Ao comparar seus Personagens a animais, os naturalistas enfatizam a animalidade do homem, diferentes dos românticos que invocavam ao animais para realçar a beleza das personagens como acontece em José de Alencar  escrevendo que Iracema tinha “os cabelos mais negros que a asa da graúna...” e era  “mais rápida que a ema selvagem” .

Ao retornar ao Maranhão, por ocasião da morte do pai, influenciado pelo materialismo positivista, escreve alguns artigos de caráter político, atacando os conservadores, a tradicional sociedade maranhense e o clero. Choca a sociedade maranhense ao publicar O Mulato e volta para o Rio de Janeiro. Entra na roda boêmia de Coelho Neto, Olavo Bilac, Paulo Nei, Guimarães Passos, e outros. Escreve para vários periódicos o que o leva a trabalhar incessantemente, vivendo a partir de então da venda dos seus escritos, o que levou o crítico Valentim Magalhães a afirmar: “Aluísio Azevedo é no Brasil, talvez, o único escritor que ganha o pão exclusivamente à custa de sua pena, mas note-se que apenas ganha  o pão: as letras no Brasil ainda não dão para a manteiga”.

O próprio Aluísio comenta desanimado: “Escrever para quê? Para quem? Não temos público. Uma edição de dois mil exemplares leva-se anos a esgotar-se... livros entre nós só os de cheques”.

Não suportando essa situação por muito tempo, em 1895 o romancista presta concurso para o cargo de cônsul. Aprovado, troca a literatura. Pela diplomacia, tendo exercido cargos diplomáticos na Espanha, no Japão, na Inglaterra e na Argentina. Morre em Buenos Aires  a 21 de janeiro de 1913.

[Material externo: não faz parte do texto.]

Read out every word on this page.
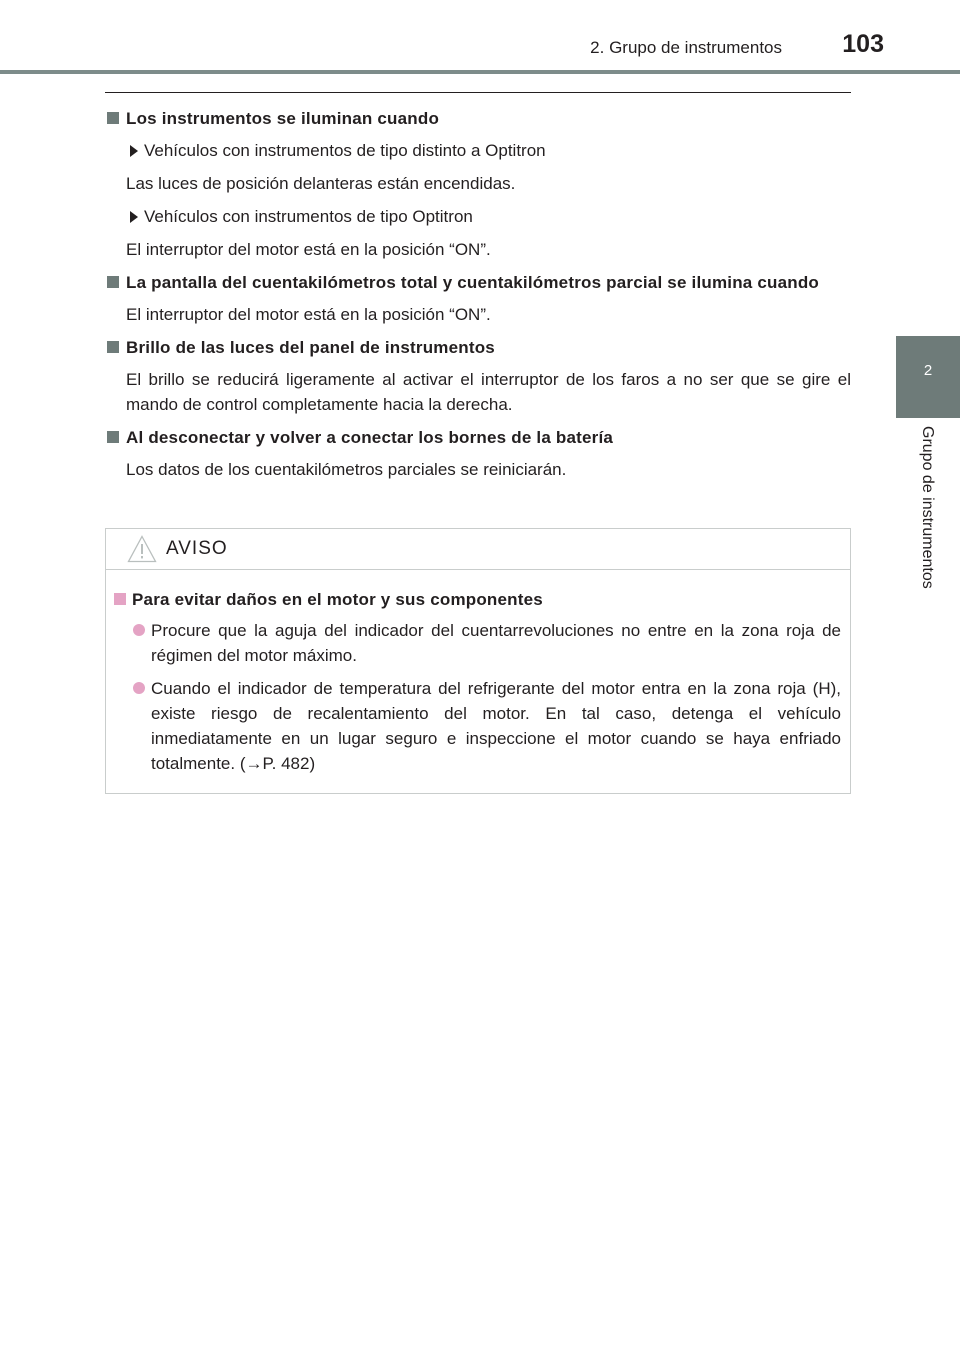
2. Grupo de instrumentos 103
2
Grupo de instrumentos
Los instrumentos se iluminan cuando
Vehículos con instrumentos de tipo distinto a Optitron
Las luces de posición delanteras están encendidas.
Vehículos con instrumentos de tipo Optitron
El interruptor del motor está en la posición “ON”.
La pantalla del cuentakilómetros total y cuentakilómetros parcial se ilumina cuando
El interruptor del motor está en la posición “ON”.
Brillo de las luces del panel de instrumentos
El brillo se reducirá ligeramente al activar el interruptor de los faros a no ser que se gire el mando de control completamente hacia la derecha.
Al desconectar y volver a conectar los bornes de la batería
Los datos de los cuentakilómetros parciales se reiniciarán.
AVISO
Para evitar daños en el motor y sus componentes
Procure que la aguja del indicador del cuentarrevoluciones no entre en la zona roja de régimen del motor máximo.
Cuando el indicador de temperatura del refrigerante del motor entra en la zona roja (H), existe riesgo de recalentamiento del motor. En tal caso, detenga el vehículo inmediatamente en un lugar seguro e inspeccione el motor cuando se haya enfriado totalmente. (→P. 482)
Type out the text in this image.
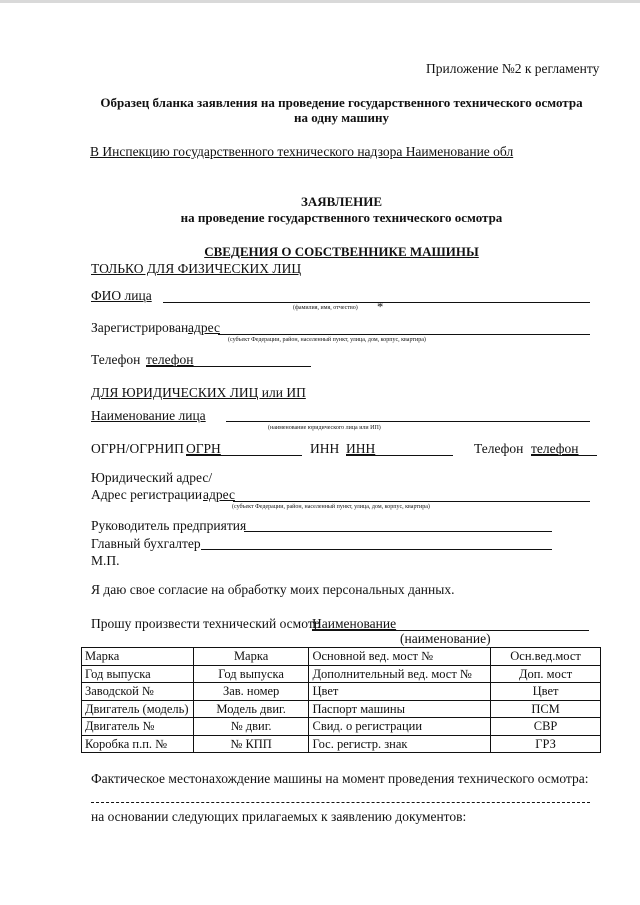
Приложение №2 к регламенту
Образец бланка заявления на проведение государственного технического осмотра
на одну машину
В Инспекцию государственного технического надзора Наименование обл
ЗАЯВЛЕНИЕ
на проведение государственного технического осмотра
СВЕДЕНИЯ О СОБСТВЕННИКЕ МАШИНЫ
ТОЛЬКО ДЛЯ ФИЗИЧЕСКИХ ЛИЦ
ФИО лица
(фамилия, имя, отчество) *
Зарегистрирован адрес
(субъект Федерации, район, населенный пункт, улица, дом, корпус, квартира)
Телефон телефон
ДЛЯ ЮРИДИЧЕСКИХ ЛИЦ или ИП
Наименование лица
(наименование юридического лица или ИП)
ОГРН/ОГРНИП ОГРН	ИНН ИНН	Телефон телефон
Юридический адрес/
Адрес регистрации адрес
(субъект Федерации, район, населенный пункт, улица, дом, корпус, квартира)
Руководитель предприятия
Главный бухгалтер
М.П.
Я даю свое согласие на обработку моих персональных данных.
Прошу произвести технический осмотр
Наименование
(наименование)
Марка	Марка	Основной вед. мост №	Осн.вед.мост
Год выпуска	Год выпуска	Дополнительный вед. мост №	Доп. мост
Заводской №	Зав. номер	Цвет	Цвет
Двигатель (модель)	Модель двиг.	Паспорт машины	ПСМ
Двигатель №	№ двиг.	Свид. о регистрации	СВР
Коробка п.п. №	№ КПП	Гос. регистр. знак	ГРЗ
Фактическое местонахождение машины на момент проведения технического осмотра:
на основании следующих прилагаемых к заявлению документов:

As obras de Aluísio Azevedo se dividem em dois grupos: românticas e naturalistas. São naturalistas: O mulato, Casa de pensão, O homem, O Coruja, O Cortiço e O livro de uma sogra.  Os outros são românticos. O mais incrível é que as duas posições estéticas não sejam sucessivas, mas simultâneas. Uma lágrima de mulher (1880) é romance romântico; O mulato (1881) é naturalista; A condessa Vésper (1882) é romântico; Casa de pensão 91884) é naturalista; Filomena Borges (1884) é romântico;  O cortiço (1890) é naturalista e O esqueleto (1890) é romântico. E assim num vaivém romântico-naturalista, demonstrou a sua habilidade no trato com as letras em sua breve carreira literária (1880-1895). Deve-se isso, em parte, à pressa com que o romancista necessitava alimentar os jornais para os quais escrevia em folhetins, e em parte no desejo de agradar a um público habituado ao sentimentalismo e extravagâncias românticas da moda. No fundo, coação econômica alimentando o sonho utópico de viver exclusivamente da literatura, teve naturalmente de fazer concessões. Além disso, parece que não conseguiu desvencilhar-se totalmente do fantasma romântico.

O melhor de sua obra está na tríade: O mulato é a história da luta de um mestiço intelectualizado            (Raimundo) contra o ambiente provinciano, hostil e conservador.

Casa de pensão narra a tragédia de um jovem estudante que sucumbe ao meio depravado, propício à irrupção de suas taras hereditárias.

O cortiço é o relato da habitação coletiva, viveiro de misérias e vícios, atoleiro moral a tragar quantos dele se aproximasse.

É assim, como romancista social, que melhor se afirmou o talento de Aluísio. É o escritor apaixonado, o artista combativo, pondo a nu os problemas sociais e morais da sociedade brasileira do seu tempo. O preconceito de classe, a ganância do lucro fácil, e todas as injustiças e misérias decorrentes. Mais que o indivíduo, é a sociedade que lhe interessa. Mais que o miniaturista de almas, é o pintor de amplos murais. E é na pintura um verdadeiro impressionista: colorido, vivo, tons fortes e quentes. Mostra preferência pelos tipos vulgares e grosseiros, pelos ambientes sujos e situações deprimentes. O artista procurando acordar a consciência do leitor, da sociedade comprometida nas injustiças.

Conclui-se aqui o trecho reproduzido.